Well, I finally got some rain and the pastures are responding nicely. The corn and beans jumped overnight and so did the weeds. I’ve decided to trailer the ewes and lambs down the road three miles to a farmette with 3.5 acres of grass that I have not grazed in two years. Moving ewes and lambs together is very risky because they need to be separated to transport them or the lambs could get trampled or get a broken leg. I could also walk them down the road since it’s only three miles. Time and weather will dictate what I do. It is a lot faster just walking them down the road, though.
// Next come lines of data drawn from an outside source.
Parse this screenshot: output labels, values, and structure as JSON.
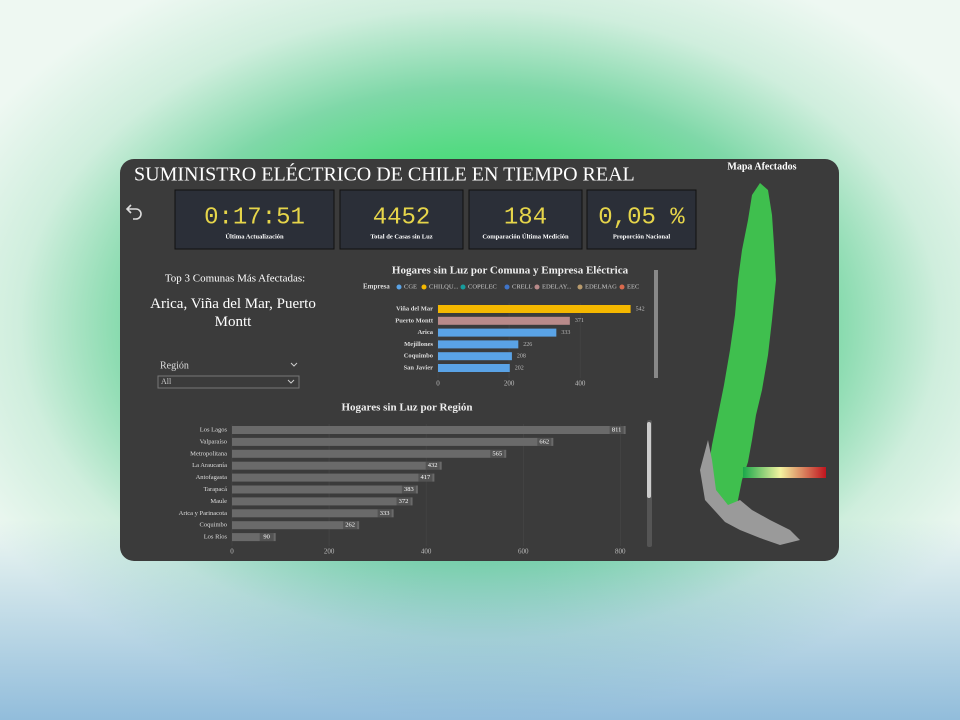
{
  "header": {
    "title": "SUMINISTRO ELÉCTRICO DE CHILE EN TIEMPO REAL",
    "map_title": "Mapa Afectados"
  },
  "kpis": [
    {
      "value": "0:17:51",
      "label": "Última Actualización"
    },
    {
      "value": 4452,
      "label": "Total de Casas sin Luz"
    },
    {
      "value": 184,
      "label": "Comparación Última Medición"
    },
    {
      "value": "0,05 %",
      "label": "Proporción Nacional"
    }
  ],
  "top_comunas": {
    "title": "Top 3 Comunas Más Afectadas:",
    "text": "Arica, Viña del Mar, Puerto Montt"
  },
  "filter": {
    "label": "Región",
    "value": "All"
  },
  "chart_data": [
    {
      "type": "bar",
      "orientation": "horizontal",
      "title": "Hogares sin Luz por Comuna y Empresa Eléctrica",
      "legend_title": "Empresa",
      "categories": [
        "Viña del Mar",
        "Puerto Montt",
        "Arica",
        "Mejillones",
        "Coquimbo",
        "San Javier"
      ],
      "series": [
        {
          "name": "CGE",
          "color": "#5aa3e6",
          "values": [
            null,
            null,
            333,
            226,
            208,
            202
          ]
        },
        {
          "name": "CHILQU...",
          "color": "#f5b800",
          "values": [
            542,
            null,
            null,
            null,
            null,
            null
          ]
        },
        {
          "name": "COPELEC",
          "color": "#169c9c",
          "values": [
            null,
            null,
            null,
            null,
            null,
            null
          ]
        },
        {
          "name": "CRELL",
          "color": "#3f74c9",
          "values": [
            null,
            null,
            null,
            null,
            null,
            null
          ]
        },
        {
          "name": "EDELAY...",
          "color": "#b98a8a",
          "values": [
            null,
            371,
            null,
            null,
            null,
            null
          ]
        },
        {
          "name": "EDELMAG",
          "color": "#b89a6c",
          "values": [
            null,
            null,
            null,
            null,
            null,
            null
          ]
        },
        {
          "name": "EEC",
          "color": "#d9694c",
          "values": [
            null,
            null,
            null,
            null,
            null,
            null
          ]
        }
      ],
      "xlim": [
        0,
        560
      ],
      "xticks": [
        0,
        200,
        400
      ]
    },
    {
      "type": "bar",
      "orientation": "horizontal",
      "title": "Hogares sin Luz por Región",
      "categories": [
        "Los Lagos",
        "Valparaíso",
        "Metropolitana",
        "La Araucanía",
        "Antofagasta",
        "Tarapacá",
        "Maule",
        "Arica y Parinacota",
        "Coquimbo",
        "Los Ríos"
      ],
      "values": [
        811,
        662,
        565,
        432,
        417,
        383,
        372,
        333,
        262,
        90
      ],
      "color": "#6a6a6a",
      "xlim": [
        0,
        820
      ],
      "xticks": [
        0,
        200,
        400,
        600,
        800
      ]
    }
  ]
}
But I need time for my grass and annuals to grow here at my ranch, and the other farms that I made hay off of June 2 still have not fully grown back so I shouldn’t graze them yet. As I write this, I have the flock going through the permanent fescue field the second time in six weeks; June 2 started the first pass. I’m trying to “just” graze the top third of the plants and then move the flock, but it’s hard to leave that much grass behind. But it’s essential to leave that much residual in a drought so when the rains do come, the forage can “bounce” back. The 3.5-acre farm will probably get grazed down closer to the ground because I don’t plan on coming back to it this year and it has a thick thatch layer already from two years of resting.
It seems the drought did help out the wheat yield. I had a 50% increase in yield and almost everyone had a larger crop than they expected. The highest yield I’ve heard of was 134 bushels per acre east and south of Champaign. At least now I can measure water in my rain gauges and not dead bugs.